We didn't understand a thing about Pecorino. The story of a wine that ages better than many reds

May 6 2024, 13:48
Forget immediate drinking, Marche's Pecorino needs time to tell us who it is. A historical vertical challenges all (our) certainties

Halfway through the tasting, we see perplexed faces. Partly it's the heat of Vinitaly, with its tight and frenetic rhythms, but there's something else. And it has nothing to do with the quality of the wines we're discussing: a vertical tasting of Marche's Pecorino from 2023 to 2008, 15 vintages from 15 wineries of Piceno. Some producers are thinking about how many bottles are left in the cellar of that vintage, very few, others openly admit to having made interpretation mistakes in the course of this variety. In the second group, we journalists also insert ourselves, who have clearly underestimated the resilience over time and the evolution of Marche's or Abruzzo's Pecorino. One clarification, if today we are here to indulge in Pecorino, we owe it to one person: Guido Cocci Grifoni. In 1983 he discovered vines planted in an absurd place for viticulture, at 1000 meters altitude near Arquata del Tronto, a semi-abandoned village in the last foothills of Marche towards Lazio. He studies the variety, plants it, and enhances it, effectively saving it from extinction. Today it is a precious source of wealth for the Piceno and Abruzzo territories (Cataldi Madonna played a crucial role in its communication), where it seriously challenges the historic Trebbiano-Montepulciano competition.

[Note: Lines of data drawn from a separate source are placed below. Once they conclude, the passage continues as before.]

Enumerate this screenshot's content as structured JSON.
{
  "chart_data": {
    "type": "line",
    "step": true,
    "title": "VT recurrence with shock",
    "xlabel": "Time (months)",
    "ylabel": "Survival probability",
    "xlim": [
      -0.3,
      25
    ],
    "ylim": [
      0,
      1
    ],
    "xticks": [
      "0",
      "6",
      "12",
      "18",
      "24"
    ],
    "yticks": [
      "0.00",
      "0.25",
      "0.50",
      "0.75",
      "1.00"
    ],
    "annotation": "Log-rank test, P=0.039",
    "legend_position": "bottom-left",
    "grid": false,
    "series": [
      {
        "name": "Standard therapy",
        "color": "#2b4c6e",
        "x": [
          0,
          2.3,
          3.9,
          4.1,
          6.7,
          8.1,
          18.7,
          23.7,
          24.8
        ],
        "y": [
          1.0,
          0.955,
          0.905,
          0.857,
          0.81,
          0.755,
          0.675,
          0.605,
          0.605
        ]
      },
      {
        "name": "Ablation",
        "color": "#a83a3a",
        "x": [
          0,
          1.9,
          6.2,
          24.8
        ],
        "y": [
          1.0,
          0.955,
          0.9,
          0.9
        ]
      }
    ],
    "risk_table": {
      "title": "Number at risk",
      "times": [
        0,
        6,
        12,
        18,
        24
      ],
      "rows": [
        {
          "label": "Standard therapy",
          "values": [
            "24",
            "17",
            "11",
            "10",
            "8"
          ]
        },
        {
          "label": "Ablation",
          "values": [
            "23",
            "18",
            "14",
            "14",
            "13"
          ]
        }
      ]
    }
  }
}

Mature is better: a new life for Pecorino

Back to the glass, the difference between the youngest wines and those in their early maturity (at least 5 years of aging) is enormous. And the first consideration is not about aromas but about texture. Marche's Pecorino manages to combine juice, power, and freshness in often very original registers and difficult to schematize. In the same sip, it manages to be rich and opulent, and at the same time, lively and gritty. A characteristic that emerges strongly over time, with wines that sometimes seem very voluminous at the beginning. And then with evolution, you find them incredibly leaner and more agile.
In short, it becomes really difficult to get bored. It is also where wood and flesh seem overwhelming, it still manages to find speed and movement on the palate. We are talking about a distinctive style, with progressions that are more focused on flavor than on acidity, with notes of dried fruit and spices that relaunch in very surprising evolutions. From the tasting, it emerges that many producers have changed interpretation several times over these years, precisely because of this changing character that is difficult to focus on. And yet, in terms of value for money, some of the most interesting things on a national level are found. And we are convinced, also in this case, that the aging potential is superior to many red wines. And still too little explored.

Highlights from the Pecorino vertical

Offida Pecorino Irata 2020 - Clara Marcelli

A very personal style, with an open and ripe fruit that anticipates an engaging gustatory naturalness. Juicy notes of apple and almond vibrate thanks to a perfectly integrated sapidity. Tempting.

Falerio Pecorino Onirocep 2016 - Pantaleone

What momentum! The vintage exalts a profile played on significant acidity tension on which it builds a register of spices and flowers. It has citrusy grit and a tense and savory palate, it is not even halfway through its evolutionary journey. Impressive.

Offida Pecorino 2013 - De Angelis

Rich, full, muscular. Notes of dried fruit, peach, and toasted almond anticipate a creamy and well-stretched palate, fat and satisfying. It manages to find an unexpected liveliness, with a very inviting soft fruit. Perfect with well-spiced white meats.

Offida Pecorino Io sono Gaia non sono Lucrezia 2012 - Le Caniette

Gaia loves spices: white pepper, camphor, even ginger. Then come the medicinal herbs, the menthol note, and a mouth that changes abruptly. It leaves behind linearity, ignites and restarts, with a complex and deep articulation.

Offida Pecorino Reve 2010 - Velenosi

A fruity and toasty start, with a hint of salted caramel and licorice. The palate confirms itself voluminous, with tones of peach and papaya and a very well-integrated wood. It has an unusual balance point, the finish is lively, harmonious, and spicy.

Offida Pecorino Ciprea 2009 - Capecci

Sensations of walnuts and almonds, timid attack. The palate is another story: sharp, with inviting notes of lemon zest and sesame, but also an unusual and tasty spiciness. The finish is balanced, savory, and decidedly persistent. What character!